Wanda Pratt raised Durant as a single mother of two. When he was 10 years old, Durant told her he wanted to play in the pros. Wanda's response was pure, tough love.
"You wake me up in the middle of the night in the summertime, making me run up a hill, making me do push-ups," Durant said in his speech. "Screaming at me from the sidelines of my games at eight or nine years old."
CBS News sat down with them for "60 Minutes Sports" on Showtime last fall.
"I remember the looks when I would walk into the gym," Pratt said. "He would be like, 'Aw, here she comes.' If the coach said, 'Kevin, do 25 crab walks,' I would be like, 'No, I think maybe you should do 75.' If he said, 'Fifty runs up Hunt's Hill,' I said, 'Well, I think you could do 100.' Now, I'm like, 'Wow, that was cruelty.'"
The cruelty paid off Tuesday. It was Durant's first MVP, after finishing second to LeBron James three times.
Finishing second has been a frustrating theme for Durant. His biggest disappointment was when his team lost the NBA championship in 2012 to James' Miami Heat.
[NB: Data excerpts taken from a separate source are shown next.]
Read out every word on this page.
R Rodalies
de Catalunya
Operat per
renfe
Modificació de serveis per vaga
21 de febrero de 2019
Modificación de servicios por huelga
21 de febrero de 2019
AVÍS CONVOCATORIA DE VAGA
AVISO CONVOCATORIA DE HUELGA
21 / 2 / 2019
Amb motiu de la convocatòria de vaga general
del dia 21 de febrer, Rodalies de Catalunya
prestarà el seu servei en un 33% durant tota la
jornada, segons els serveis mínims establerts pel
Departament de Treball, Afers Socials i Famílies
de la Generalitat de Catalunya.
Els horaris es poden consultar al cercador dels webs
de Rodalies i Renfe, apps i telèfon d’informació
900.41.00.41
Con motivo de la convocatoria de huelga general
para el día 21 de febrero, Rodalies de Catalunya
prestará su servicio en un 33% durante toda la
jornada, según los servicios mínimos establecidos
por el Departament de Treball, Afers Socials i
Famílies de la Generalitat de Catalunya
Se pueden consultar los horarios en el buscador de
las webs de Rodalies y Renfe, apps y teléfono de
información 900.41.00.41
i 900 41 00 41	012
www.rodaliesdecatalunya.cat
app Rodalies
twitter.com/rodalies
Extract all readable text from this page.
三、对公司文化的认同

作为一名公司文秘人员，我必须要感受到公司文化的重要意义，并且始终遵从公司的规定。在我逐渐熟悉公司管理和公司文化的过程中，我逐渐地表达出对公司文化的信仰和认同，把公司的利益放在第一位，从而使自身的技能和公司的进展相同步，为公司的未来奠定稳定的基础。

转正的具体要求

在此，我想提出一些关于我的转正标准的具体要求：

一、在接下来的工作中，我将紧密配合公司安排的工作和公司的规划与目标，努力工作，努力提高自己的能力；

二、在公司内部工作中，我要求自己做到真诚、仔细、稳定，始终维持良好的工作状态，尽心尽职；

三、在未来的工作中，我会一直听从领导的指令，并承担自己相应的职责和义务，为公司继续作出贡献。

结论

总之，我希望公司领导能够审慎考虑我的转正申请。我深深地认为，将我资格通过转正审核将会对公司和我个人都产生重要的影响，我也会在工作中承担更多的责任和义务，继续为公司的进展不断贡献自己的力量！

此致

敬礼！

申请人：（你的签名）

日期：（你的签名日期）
With the world watching, he still needed his mother's shoulder.
"A lot of people got on my crying in front of -- on national TV," Durant told "60 Minutes Sports" of the long hug he gave his mother after the loss two years ago. "But when you want something that bad, it was just like, I didn't care."
And he didn't care who saw Tuesday night, either.
"I've been through the toughest times with my family, but I'm still standing," Durant said Tuesday.
He is finally the best in the NBA, but he was always MVP in his mother's eyes.